Keiner der in den Becken Watenden oder der Akrobaten blickte hoch, und doch wurden ihre Bewegungen mit ihrer Ankunft energischer und noch graziöser, falls überhaupt möglich. Jeder versuchte, sich so gut wie möglich herauszustreichen. Sie existierten lediglich, um ihr zu gefallen. Dafür sorgte Graendal ganz gewiß.

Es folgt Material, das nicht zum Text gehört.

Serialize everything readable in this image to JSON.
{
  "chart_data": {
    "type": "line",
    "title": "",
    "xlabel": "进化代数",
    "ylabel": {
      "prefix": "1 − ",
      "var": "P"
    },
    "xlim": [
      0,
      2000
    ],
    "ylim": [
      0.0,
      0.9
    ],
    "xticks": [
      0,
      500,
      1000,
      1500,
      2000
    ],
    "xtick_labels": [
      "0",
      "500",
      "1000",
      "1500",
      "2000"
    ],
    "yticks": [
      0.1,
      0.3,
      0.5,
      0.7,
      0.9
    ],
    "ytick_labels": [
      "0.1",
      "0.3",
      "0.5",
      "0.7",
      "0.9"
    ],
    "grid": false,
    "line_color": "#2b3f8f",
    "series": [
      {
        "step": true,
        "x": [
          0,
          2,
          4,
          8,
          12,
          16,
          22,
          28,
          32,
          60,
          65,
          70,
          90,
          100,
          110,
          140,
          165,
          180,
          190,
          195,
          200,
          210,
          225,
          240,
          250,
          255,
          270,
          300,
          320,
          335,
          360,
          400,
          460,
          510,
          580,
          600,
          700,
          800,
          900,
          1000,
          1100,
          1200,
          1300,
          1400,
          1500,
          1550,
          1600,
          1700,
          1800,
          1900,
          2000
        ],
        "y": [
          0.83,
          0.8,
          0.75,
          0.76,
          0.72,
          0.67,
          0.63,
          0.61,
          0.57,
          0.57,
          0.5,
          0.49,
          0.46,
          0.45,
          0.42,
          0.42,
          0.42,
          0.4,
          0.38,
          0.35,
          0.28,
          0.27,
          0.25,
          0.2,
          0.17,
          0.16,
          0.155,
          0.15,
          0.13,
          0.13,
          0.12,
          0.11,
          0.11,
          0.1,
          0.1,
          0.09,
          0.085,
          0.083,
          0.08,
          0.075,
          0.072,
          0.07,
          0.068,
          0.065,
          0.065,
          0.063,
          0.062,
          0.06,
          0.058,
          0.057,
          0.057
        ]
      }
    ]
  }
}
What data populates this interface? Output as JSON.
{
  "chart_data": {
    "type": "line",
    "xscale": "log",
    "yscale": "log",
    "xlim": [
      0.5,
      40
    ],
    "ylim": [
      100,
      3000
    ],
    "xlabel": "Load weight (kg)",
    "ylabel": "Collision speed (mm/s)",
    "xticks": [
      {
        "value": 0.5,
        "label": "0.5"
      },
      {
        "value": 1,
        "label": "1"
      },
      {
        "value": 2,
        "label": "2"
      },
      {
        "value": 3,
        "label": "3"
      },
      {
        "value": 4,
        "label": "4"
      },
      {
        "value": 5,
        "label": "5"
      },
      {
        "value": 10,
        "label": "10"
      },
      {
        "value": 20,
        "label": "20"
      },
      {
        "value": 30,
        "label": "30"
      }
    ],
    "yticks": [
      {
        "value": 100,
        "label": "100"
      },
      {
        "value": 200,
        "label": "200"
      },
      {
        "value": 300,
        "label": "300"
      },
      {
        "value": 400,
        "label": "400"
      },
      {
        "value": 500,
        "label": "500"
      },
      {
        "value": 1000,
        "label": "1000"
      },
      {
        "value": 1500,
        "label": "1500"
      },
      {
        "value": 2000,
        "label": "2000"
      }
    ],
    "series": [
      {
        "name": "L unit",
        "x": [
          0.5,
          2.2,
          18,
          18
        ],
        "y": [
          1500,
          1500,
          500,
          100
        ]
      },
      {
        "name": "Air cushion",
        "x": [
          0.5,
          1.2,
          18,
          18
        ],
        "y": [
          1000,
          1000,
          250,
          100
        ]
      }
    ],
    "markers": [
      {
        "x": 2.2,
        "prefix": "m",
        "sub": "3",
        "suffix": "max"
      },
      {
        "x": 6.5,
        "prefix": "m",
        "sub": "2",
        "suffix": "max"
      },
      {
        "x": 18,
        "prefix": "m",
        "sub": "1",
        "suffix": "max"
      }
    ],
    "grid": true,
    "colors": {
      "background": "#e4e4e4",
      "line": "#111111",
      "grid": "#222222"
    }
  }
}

Sie deutete auf vier Akrobaten, einen dunkelhaarigen Mann, der drei schlanke Frauen stützte. Ihre kupferfarbene Haut war eingeölt und schimmerte im Licht. »Ich glaube, das sind meine Lieblinge. Ramsid ist der Bruder des Königs von Arad Doman. Die Frau auf seinen Schultern ist Ramsids Ehefrau; die anderen beiden sind die jüngste Schwester und die älteste Tochter des Königs. Findest du es nicht auch bemerkenswert, was Menschen alles erlernen können, wenn man sie nur richtig motiviert? Denk einmal an all diese Talente, die nur verschwendet werden.« Das gehörte zu ihren Lieblingsthemen. Ein Platz für jeden und jeder an seinem Platz, der ihm auf Grund seiner Talente und der gesellschaftlichen Notwendigkeiten zugeteilt wurde. Diese Notwendigkeiten schienen allerdings immer auf ihre eigenen Wünsche herauszulaufen. Das Ganze langweilte Sammael. Hätte sie ihr Konzept auch auf ihn angewandt, dann hätte sich überhaupt nichts an seiner Stellung im Leben geändert.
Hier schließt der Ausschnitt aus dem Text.